The upper Shayok and
Nubra rivers drain the east and west sides of the Saser Spur, the eastern
most outcrop of the Karakoram. The name Nubra is applied to the district
comprising the valley of the Nubra river, and that of the Shayok both above
and below their confluence, where they meander in many shifting channels
over a broad sandy plain before flowing off to the northwest to join the
Indus in Baltistan.
The route from Leh takes the traveler over the
Khardung-la, the highest motorable road in the world. The line of the road
is different from that of the old pony-trail - longer and actually higher
(18,300 feet / 5,578 m). The view from the top of the pass is amazing. One
can see all the way south over the Indus valley to the seemingly endless
peaks and ridges of the Zanskar range, and north to the giants of the Saser
massif. For several kilometers, on each side of the pass, the road covered
by deep snow in winter, is rough; for the rest of the way the surface is
good.
At the confluence of the two rivers there is no dearth of
water, but the sandy soil is not suitable for agriculture, which is confined
to the alluvial fans where side streams debouch into the main valley. The
valley floor itself is covered with dense thickets of seabuckthorn - a
thorny shrub- which the villagers use for fuel and for fencing their fields
; though indeed, there is now less need for this than there was in the days
of the caravan trade with Central Asia when up to 10,000 horses a year are
said to have traversed the district. The villages are large and seem
prosperous, and have thick plantations of willow and popular. The altitude
is little less than that of Leh, varying between 10,000 feet (3,048 m) at
Hundar, and 10,600 feet (3,231 m) at Panamik. Summer temperatures vary
between 15 degree celcius and 28 degree celcius.
The main village
is Deskit, which has a regular bazaar consisting of a single line of shops,
and a gompa. This is situated on a rocky spur above the village with
commanding views up and down the valley. From Deskit, the tour circuit
proceeds down the Shayok to Hundar, past an area of rolling sand dunes,
their contours apparently solid, yet liable to shift with every gale. Here
there is a small population of Bactrian camels, shaggy double-humped
animals, which in the old days, were used as pack animals on the Central
Asian trade routes. During the past 50 years, they have been bred for
transport purposes in Nubra; today visitors can take a camel safari out into
the dunes from Hundar.
The other circuit proceeds up the Nubra
river, taking in the pretty villages of Tirit, Lukung, Tegar and Sumur.

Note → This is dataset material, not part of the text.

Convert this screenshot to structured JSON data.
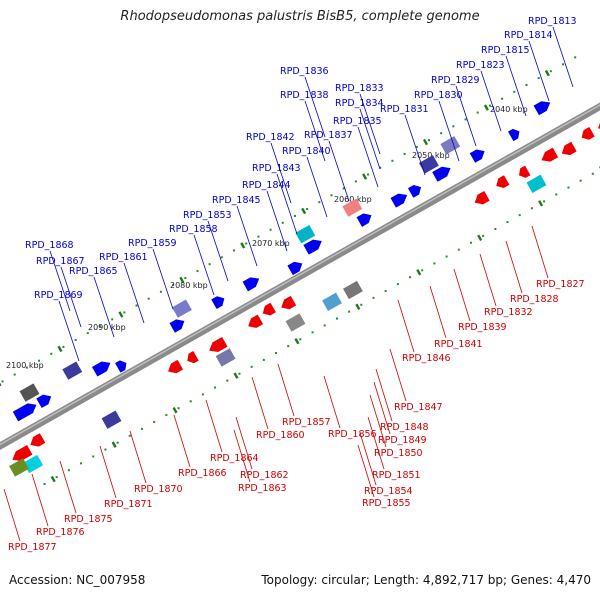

Nubra's other kanor monastery, Samstaling is situated on the mountainside
just above Sumur. This was the route taken by the trade caravans, and
Panamik, the last village on this circuit, was at that time a busy centre,
the last major settlement before the caravans plunged into the mountains of
the Karakoram and the Kun-Lu. Here they invariable halted for a few days to
make final preparations for getting over the mountains, or to recuperate
afterwards. There would be no supplies, not even grazing for the animals,
for about 12 days after Panamik, so they had to carry all their provisions
for that time. The Government maintained a granary to sell foodgrains for
the men, and even for the horses.
But this arrangement was
insufficient for the amount of the traffic, and the local villagers made a
killing, selling grain and fodder, and letting out their fodder-fields for
the horses to graze in. Today, Panamik is a sleepy village, its people
quietly going about their work in the fields. Though the granary is still
there, converted into a store for miscellaneous supplies, it is difficult to
imagine the village's narrow lanes congested with the bustle of the caravan
traffic. On the mountainside above, the village hot water bubbles out of the
earth in thermal springs, locally reputed to have therapeutic qualities. And
across the river, clinging precariously to the mountain there is a sliver of
green - a few trees rooted in meagre accumulations of soil among the bare
rocks surrounding the tiny Ensa Gompa.